There are several interesting functions related to garbage collection in heap.cc on the Node.js source repo. Take a look at some of these: PerformGarbageCollection, CollectGarbage, MarkCompact, Scavenge, and others sound promising. The nice thing about tracing arbitrary functions is that we don't need any special probes embedded in the application, or any tracing flags enabled ahead of time.

Run the following command from a root shell to get a latency histogram of any function in the Node binary that has PerformGarbageCollection in its name, using the funclatency tool:

# funclatency -m "$(which node):*PerformGarbageCollection*"

In the original shell, run the following command to generate some load from 20 concurrent clients:

$ ab -c 20 -n 1000 http://localhost:3000/users

Hit Ctrl+C in the root shell to get the histogram.

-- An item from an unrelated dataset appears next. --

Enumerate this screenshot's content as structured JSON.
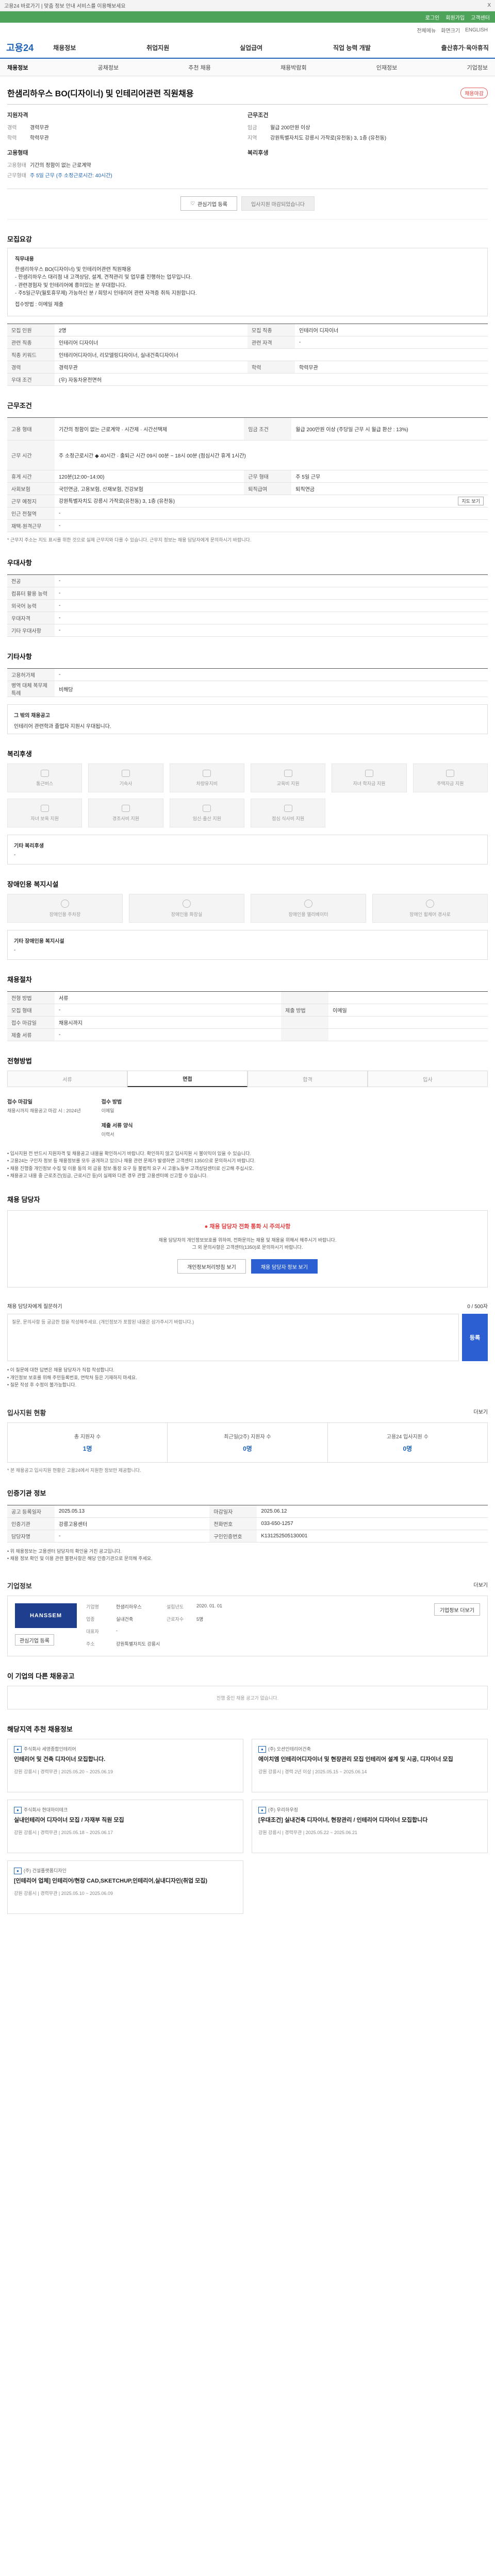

As you can see, there are many garbage collections, even though they're not taking very long. On one system I tested, the total benchmark time was 22 seconds, and there were over 1800 garbage collections taking from 4 to 7 milliseconds (which accounts for at least 7.2 seconds of execution time, assuming all these collections took 4ms).


Task 3: Identify Call Stacks Causing Heavy Garbage Collection

Finally, in some cases it might not be enough to know that you have a lot of GC; you need to know where the garbage is coming from! Because most GCs are triggered by allocations, it often makes sense to simply sample call stacks for GC start events, and see where in the application they are coming from. To resolve JavaScript symbols, we will need to run the Node process with --perf_basic_prof, as before:

$ ./run.sh perf

In a root shell, run the stackcount tool from BCC, attaching to the gc__start probe, which is also used by nodegc:

# stackcount -p $(pgrep -n node) "u:$(which node):gc__start"

Run the benchmark again in the original shell to generate some GCs:

$ ab -n 100 http://localhost:3000/users

And finally, hit Ctrl+C in the root shell to get a stack summary. The heaviest stacks are shown on the bottom, and you can clearly see the paths in the application source that triggered collections. You can repeat the experiment, adding -f to the stackcount invocation, to get a folded stacks file ready for flame graph generation, if you'd like a better visualization.


Bonus

The node-gc-profiler module can be embedded in your Node application and emit events after each GC cycle, detailing the GC duration and type. You can then use this information to programmatically detect long or excessive GCs. If you have time, try this module out with the nodey application and see if you can easily get GC statistics reported.